Com Ion, somos convidados a observar o modo como os cardumes de peixe usam exactamente o mesmo movimento que os bandos de pássaros, para se coordenarem. Christos Papadopoulos, que assistiu a imensos documentários sobre vida selvagem, assegura-nos que, ao contrário do que se costuma acreditar, não avançam todos juntos. É verdade que alguns seguem e são seguidos, mas também há resistência e há erros. Neste lugar, no meio de outras espécies, temos tudo o que forma uma sociedade, e que nos permite tomar decisões em contextos, momentos e lugares específicos. No mundo natural, encontramos exemplos de coexistência, maneiras de estar juntos que funcionam.
Não é só sobre bandos de pássaros, é também sobre o comportamento social e sobre uma estrutura sobre as nossas cabeças. O grande desafio que se apresentou foi recriar, com dez bailarinos, uma dinâmica de multidão que viabilize que a qualquer momento seja possível dizer sim, optando pelo movimento, ou dizer não. Movendo-se na mesma direcção, os bailarinos podem escolher o seu lugar e desenhar o seu próprio caminho. A repetição, para além de ter um efeito hipnótico, permite que essas opções, e essa liberdade, coexistam num todo coerente.
De certo modo, os movimentos de uma multidão, a forma como comunicamos internamente ou como nos coordenamos entre nós, dá-nos um melhor entendimento do espírito individual.

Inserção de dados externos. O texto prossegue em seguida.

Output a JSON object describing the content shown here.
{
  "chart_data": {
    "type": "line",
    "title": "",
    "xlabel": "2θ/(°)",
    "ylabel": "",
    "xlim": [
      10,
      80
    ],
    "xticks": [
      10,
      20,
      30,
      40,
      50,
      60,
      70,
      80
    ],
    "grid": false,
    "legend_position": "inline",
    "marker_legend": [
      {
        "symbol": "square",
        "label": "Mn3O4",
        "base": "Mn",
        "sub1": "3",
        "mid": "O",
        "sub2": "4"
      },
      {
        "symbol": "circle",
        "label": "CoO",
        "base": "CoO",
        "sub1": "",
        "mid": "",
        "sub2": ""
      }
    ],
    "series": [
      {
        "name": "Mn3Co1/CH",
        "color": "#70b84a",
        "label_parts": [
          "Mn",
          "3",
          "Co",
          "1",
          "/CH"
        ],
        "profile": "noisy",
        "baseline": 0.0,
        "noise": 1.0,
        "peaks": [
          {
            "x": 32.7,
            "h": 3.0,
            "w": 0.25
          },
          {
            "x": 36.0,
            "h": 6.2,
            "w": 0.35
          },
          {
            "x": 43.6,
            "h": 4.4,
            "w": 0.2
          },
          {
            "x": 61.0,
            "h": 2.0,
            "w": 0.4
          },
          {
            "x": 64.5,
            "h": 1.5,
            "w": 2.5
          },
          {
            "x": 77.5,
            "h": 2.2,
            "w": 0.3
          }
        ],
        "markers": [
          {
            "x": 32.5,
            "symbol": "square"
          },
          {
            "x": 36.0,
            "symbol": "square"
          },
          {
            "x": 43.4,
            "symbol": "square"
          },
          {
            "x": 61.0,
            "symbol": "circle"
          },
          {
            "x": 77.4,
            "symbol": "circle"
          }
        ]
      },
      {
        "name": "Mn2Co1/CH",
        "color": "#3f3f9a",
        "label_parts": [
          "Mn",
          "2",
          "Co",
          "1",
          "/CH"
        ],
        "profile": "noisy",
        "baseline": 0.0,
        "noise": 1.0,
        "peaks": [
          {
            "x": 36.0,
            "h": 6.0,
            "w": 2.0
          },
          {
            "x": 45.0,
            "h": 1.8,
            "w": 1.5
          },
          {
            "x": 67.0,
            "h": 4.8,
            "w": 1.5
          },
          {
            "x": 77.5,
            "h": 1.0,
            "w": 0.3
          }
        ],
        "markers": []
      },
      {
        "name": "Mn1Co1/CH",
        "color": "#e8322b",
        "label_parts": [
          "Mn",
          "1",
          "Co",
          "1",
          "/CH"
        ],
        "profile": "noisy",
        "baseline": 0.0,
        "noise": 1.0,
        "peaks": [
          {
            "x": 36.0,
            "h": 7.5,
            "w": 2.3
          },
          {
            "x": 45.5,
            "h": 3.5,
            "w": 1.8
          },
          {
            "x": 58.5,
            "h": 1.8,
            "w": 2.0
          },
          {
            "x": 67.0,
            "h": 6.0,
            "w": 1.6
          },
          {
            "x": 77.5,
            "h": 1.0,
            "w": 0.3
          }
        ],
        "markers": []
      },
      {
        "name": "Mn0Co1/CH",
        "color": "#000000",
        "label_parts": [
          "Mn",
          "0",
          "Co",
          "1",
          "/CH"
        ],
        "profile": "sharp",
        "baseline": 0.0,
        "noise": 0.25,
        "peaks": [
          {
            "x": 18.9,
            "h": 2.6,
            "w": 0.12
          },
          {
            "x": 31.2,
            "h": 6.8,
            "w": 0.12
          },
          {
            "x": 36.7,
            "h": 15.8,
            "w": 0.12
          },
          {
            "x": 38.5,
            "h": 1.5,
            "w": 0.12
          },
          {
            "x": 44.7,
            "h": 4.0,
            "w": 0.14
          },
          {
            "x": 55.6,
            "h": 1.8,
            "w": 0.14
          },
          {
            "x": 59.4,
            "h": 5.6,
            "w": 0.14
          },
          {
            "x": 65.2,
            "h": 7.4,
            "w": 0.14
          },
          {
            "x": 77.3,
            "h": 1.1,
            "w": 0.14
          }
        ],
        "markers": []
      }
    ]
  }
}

Ion é alimentado por estes contrastes, esta tensão que poderia ser uma história feita de braços e mãos em vez de palavras. Poderíamos falar de um esboço no palco, sem guarda-roupa, sem efeitos de iluminação excessivos: tudo nos chama de volta aos corpos, ao ritmo do voo dos pássaros.
O modo como os actores se movem, como se não tocassem o chão, faz com que Ion finalmente nos leva a um suspense profundo e alegre. O paradoxo da liberdade possível, sobre as nossas cabeças.